Which is a fair point, in my opinion--and the reason I left the Denethor plunge alone has nothing so much to do with the fact I'm no scientist/runner/pyromaniac (though that is case), but because when I watch the movies I'm able to suspend disbelief there.
There. Not everywhere else.
Basically, I think our willingness to suspend disbelief has to do with the "magic" cast by the work in general. Yes, for the Book, most fans are willing to go to outrageous lengths to gloss over how an inconsistency works out. That is a suspension of disbelief in practice, as you point out. And the reason so many fans will do it is because of the "magic". That is, they love the book.

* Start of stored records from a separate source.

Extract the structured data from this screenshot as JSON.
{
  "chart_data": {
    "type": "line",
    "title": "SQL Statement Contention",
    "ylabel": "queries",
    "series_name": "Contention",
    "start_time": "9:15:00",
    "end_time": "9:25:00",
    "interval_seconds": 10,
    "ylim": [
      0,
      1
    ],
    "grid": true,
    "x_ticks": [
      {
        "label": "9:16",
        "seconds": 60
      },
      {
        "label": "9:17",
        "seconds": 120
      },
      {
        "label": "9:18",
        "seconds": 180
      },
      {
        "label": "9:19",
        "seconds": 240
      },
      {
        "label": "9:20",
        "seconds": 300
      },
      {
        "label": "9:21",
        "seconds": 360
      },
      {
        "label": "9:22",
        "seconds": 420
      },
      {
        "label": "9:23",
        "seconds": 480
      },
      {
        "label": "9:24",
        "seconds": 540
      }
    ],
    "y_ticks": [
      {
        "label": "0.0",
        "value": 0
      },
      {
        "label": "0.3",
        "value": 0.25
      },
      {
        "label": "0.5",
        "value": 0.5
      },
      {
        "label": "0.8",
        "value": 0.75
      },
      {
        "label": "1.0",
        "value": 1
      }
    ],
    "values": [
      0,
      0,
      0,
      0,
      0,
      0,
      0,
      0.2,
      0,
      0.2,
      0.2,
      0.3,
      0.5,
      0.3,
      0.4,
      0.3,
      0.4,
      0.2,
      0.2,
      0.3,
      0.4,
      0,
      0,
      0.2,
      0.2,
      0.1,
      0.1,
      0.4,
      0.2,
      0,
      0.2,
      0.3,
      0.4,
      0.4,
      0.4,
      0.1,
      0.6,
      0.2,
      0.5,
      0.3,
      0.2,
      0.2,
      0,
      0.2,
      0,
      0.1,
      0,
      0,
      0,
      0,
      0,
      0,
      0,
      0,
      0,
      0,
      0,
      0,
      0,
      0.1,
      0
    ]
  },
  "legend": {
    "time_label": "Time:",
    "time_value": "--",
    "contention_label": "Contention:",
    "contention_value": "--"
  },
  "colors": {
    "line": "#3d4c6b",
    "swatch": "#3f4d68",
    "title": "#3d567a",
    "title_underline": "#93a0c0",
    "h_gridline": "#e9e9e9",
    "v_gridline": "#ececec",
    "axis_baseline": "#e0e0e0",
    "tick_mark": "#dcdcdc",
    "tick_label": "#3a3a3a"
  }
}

Most book fans, simply put, found that the "magic" did not translate evenly into the Movies--regardless of consistencies in story, adaptation of plot, and other situations requiring suspension of belief. Myself, I found the "magic" there in the
Fellowship, albeit dimmed from the book, and less so in the latter two movies.
Without the "magic" to motivate it, there is little or no point to the suspension of disbelief. It isn't just a rational exercise. If so then you would go to the movie, gloss over the part you needed to, then either forget about it, or deem the need to gloss in the first place a defect in the movie.
For a lot of fans--particularly those enamoured of the book magic--the "magic" was not in the movies, so the need to suspend disbeliefs was a defect in the movies.
I hope I'm making some sense... it seems clear up here.